Christian Marchesini, president of the consortium, said the priority is to manage production with balance and keep the denomination competitive over the long term. Speaking at the presentation of the sixth Valpolicella Annual Report at Palazzo Ferro Fini, he said the task is not to pursue higher output but to preserve the value of the appellation through measured production and continued investment in promotion.

The message comes from one of Italy’s most important wine territories, home to Amarone, Ripasso and Valpolicella wines, with an estimated business value of €600 million. The denomination stretches across 19 municipalities in the Verona area and includes more than 2,200 businesses spanning grape growers, winemakers and bottlers.

The report shows that vineyard area has stabilized at 8,614 hectares. Verona remains the leading municipality by planted area at 15%, followed by Negrar and San Pietro in Cariano at 13% each, and Illasi at 11%. Together, those four areas account for 52% of the denomination’s vineyard surface.

Valpolicella’s grape base also remains highly concentrated in traditional local varieties.

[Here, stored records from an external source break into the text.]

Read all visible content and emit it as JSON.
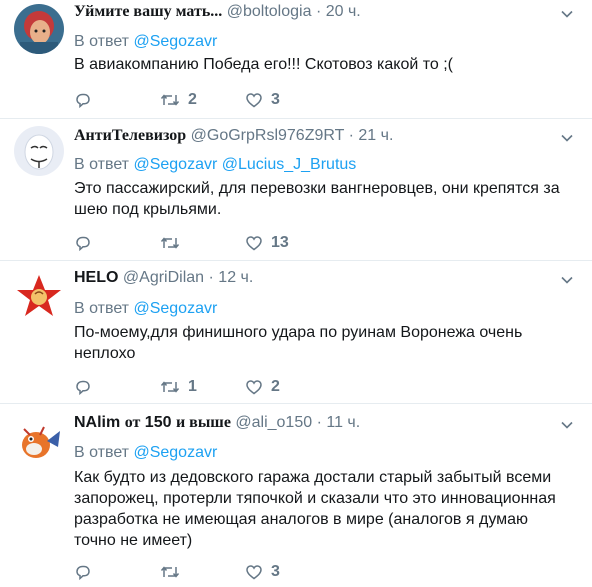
{
  "reply_prefix": "В ответ",
  "tweets": [
    {
      "name": "Уймите вашу мать...",
      "handle": "@boltologia",
      "time": "20 ч.",
      "mentions": [
        "@Segozavr"
      ],
      "text": "В авиакомпанию Победа его!!! Скотовоз какой то ;(",
      "retweets": "2",
      "likes": "3"
    },
    {
      "name": "АнтиТелевизор",
      "handle": "@GoGrpRsl976Z9RT",
      "time": "21 ч.",
      "mentions": [
        "@Segozavr",
        "@Lucius_J_Brutus"
      ],
      "text": "Это пассажирский, для перевозки вангнеровцев, они крепятся за шею под крыльями.",
      "retweets": "",
      "likes": "13"
    },
    {
      "name": "HELO",
      "handle": "@AgriDilan",
      "time": "12 ч.",
      "mentions": [
        "@Segozavr"
      ],
      "text": "По-моему,для финишного удара по руинам Воронежа очень неплохо",
      "retweets": "1",
      "likes": "2"
    },
    {
      "name_parts": [
        "NAlim",
        "от",
        "150",
        "и выше"
      ],
      "handle": "@ali_o150",
      "time": "11 ч.",
      "mentions": [
        "@Segozavr"
      ],
      "text": "Как будто из дедовского гаража достали старый забытый всеми запорожец, протерли тяпочкой и сказали что это инновационная разработка не имеющая аналогов в мире (аналогов я думаю точно не имеет)",
      "retweets": "",
      "likes": "3"
    }
  ],
  "colors": {
    "link": "#1da1f2",
    "muted": "#657786",
    "text": "#14171a",
    "divider": "#e6ecf0"
  },
  "icons": [
    "reply-icon",
    "retweet-icon",
    "like-icon",
    "caret-down-icon"
  ]
}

Corvina represents 56% of claimed vineyard area, while Rondinella and Corvinone each account for 19%. Molinara holds 2%.

In 2025, grape production reached 840,510 quintals, with 327,545 quintals set aside for appassimento, the drying process used for wines such as Amarone and Recioto. That level was in line with 2016, according to the report.

Bottlings under the denomination totaled nearly 57.5 million bottles in 2025, down 3% from 2024. The decline affected all major categories. Amarone and Recioto fell to 13.58 million bottles, down 2.4%. Valpolicella Ripasso dropped to 27.37 million bottles, down 3.7%. Standard Valpolicella declined to 16.50 million bottles, down 2.7%.

The consortium described that trend as a normalization of volumes rather than a collapse in demand. For the broader beverage sector, that matters because Valpolicella is one of Italy’s benchmark red wine regions, and any sustained shift toward tighter supply management can influence export strategies, pricing and shelf positioning across premium imported wines in key markets including the United States.

The report also points to a mixed production structure inside the denomination. In smaller wineries, basic Valpolicella Doc accounts for about 40% of output. In small-to-medium, medium-to-large and large companies, Ripasso is the leading category at roughly 45% to 50% of production. Amarone and Recioto remain steady across all company sizes, representing between 19% and 26% of portfolios.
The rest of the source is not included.